Jelle made me a copy of a postcard picture of the Polderdijk taken around 1905, when I turned the postcard over I discovered that this postcard had been sent by our grandfather’s sister to a lady in Apeldoorn, and somehow found it’s way back to de Lemmer and into Jelle’s collection.

I had made an appointment with the archivarian in the small town of IJlst where the militairy records are kept from the time of Napoleon. According to family history, my grandfather’s great grandfather Sybolt Ottes de Vries went to war around 1811 and I was anxious to see any specifics of his service records. Most likely he was one of the lucky (chance of 1 outof 10) survivors of Napoleon’s march on Moscow in 1812. But unfortunately the records did not go back quite that far and Sybolt Ottes did not assume his last name, de Vries, till 1811. But I was able to find and copy the militairy records of inscription of his son Jan Sybolts (after whom my twin brother is  named), who was born during the French occupation, in 1807.

I came through the town of IJlst last June and when I crossed the bridge this afternoon, the bridge tender still remembered the American “Fleetwood” putting his one Euro into the wooden shoe.  

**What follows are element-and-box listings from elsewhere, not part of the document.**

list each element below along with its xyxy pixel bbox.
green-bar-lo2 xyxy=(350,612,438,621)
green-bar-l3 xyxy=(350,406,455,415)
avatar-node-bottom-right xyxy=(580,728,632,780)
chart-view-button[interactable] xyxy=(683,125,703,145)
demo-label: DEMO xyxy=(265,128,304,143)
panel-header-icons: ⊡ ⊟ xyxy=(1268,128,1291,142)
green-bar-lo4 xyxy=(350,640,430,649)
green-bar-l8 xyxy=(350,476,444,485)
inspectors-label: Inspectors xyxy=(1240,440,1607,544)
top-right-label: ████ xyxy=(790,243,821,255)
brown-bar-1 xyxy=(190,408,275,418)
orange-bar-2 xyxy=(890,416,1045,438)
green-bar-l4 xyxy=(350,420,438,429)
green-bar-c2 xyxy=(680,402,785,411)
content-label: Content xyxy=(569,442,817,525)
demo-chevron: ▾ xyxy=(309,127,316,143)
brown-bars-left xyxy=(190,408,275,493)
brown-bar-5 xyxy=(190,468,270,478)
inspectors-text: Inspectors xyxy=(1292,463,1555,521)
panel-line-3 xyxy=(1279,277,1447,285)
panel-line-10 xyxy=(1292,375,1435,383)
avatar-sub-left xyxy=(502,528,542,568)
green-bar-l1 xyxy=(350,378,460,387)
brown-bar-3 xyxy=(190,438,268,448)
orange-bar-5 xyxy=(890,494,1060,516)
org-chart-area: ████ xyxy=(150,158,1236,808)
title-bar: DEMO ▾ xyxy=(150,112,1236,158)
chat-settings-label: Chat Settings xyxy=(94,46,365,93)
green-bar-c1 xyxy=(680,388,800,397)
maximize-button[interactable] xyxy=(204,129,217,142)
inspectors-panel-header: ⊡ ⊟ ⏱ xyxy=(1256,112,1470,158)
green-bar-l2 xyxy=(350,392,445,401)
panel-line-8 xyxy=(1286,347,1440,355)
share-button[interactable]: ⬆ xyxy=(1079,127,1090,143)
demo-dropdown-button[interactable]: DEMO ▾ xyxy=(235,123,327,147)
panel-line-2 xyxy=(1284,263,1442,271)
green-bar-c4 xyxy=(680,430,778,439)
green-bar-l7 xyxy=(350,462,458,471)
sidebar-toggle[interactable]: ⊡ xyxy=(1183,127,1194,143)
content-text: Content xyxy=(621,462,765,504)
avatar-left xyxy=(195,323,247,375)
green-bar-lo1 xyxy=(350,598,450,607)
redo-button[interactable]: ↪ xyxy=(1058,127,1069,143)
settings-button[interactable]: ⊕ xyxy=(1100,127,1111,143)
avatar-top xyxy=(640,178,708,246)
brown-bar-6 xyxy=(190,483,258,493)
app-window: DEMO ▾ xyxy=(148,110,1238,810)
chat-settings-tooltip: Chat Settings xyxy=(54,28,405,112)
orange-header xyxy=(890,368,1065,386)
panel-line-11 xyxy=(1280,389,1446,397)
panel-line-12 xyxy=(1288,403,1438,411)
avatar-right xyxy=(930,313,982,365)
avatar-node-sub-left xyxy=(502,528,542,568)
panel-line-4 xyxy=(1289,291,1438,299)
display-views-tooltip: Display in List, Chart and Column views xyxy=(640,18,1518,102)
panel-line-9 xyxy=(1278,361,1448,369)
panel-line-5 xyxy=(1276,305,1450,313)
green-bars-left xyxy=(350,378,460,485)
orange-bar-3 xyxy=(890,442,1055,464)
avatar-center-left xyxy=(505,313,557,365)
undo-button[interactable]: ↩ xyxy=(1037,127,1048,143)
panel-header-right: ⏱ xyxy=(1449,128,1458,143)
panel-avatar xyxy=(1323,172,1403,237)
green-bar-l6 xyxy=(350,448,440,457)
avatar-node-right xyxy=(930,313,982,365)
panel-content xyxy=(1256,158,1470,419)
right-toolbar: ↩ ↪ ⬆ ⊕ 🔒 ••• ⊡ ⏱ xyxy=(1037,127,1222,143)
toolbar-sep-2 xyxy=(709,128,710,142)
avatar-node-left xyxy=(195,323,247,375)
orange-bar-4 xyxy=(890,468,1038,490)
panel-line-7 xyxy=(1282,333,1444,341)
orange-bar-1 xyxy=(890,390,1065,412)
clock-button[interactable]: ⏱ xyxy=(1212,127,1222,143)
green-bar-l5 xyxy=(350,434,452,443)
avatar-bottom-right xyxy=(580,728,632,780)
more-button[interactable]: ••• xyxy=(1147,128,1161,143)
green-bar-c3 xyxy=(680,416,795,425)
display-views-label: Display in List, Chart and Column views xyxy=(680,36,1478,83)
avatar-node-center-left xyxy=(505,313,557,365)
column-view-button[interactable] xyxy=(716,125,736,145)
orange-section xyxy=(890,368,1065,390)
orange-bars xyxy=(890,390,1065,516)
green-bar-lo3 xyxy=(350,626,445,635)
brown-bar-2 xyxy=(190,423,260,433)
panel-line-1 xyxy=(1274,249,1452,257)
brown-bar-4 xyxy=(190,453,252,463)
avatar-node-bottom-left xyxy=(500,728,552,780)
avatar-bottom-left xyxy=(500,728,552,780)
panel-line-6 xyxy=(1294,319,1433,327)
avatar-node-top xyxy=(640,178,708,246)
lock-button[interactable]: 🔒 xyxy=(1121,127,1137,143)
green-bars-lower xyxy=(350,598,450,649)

I am practically finished with my boat maintenance shopping list. I found a paint specialist shop in nearby Sneek to mix the brown hull color. Over $500 worth of paint, just for the topsides, house, cockpit and interior paint and primer…..still need to buy anti fouling paint and epoxy. And another $100 to fill the gas tank. Ouch!! The dollar keeps dropping

This evening I will be hearing Bach’s Saint Matthew Passion in the Concertgebouw.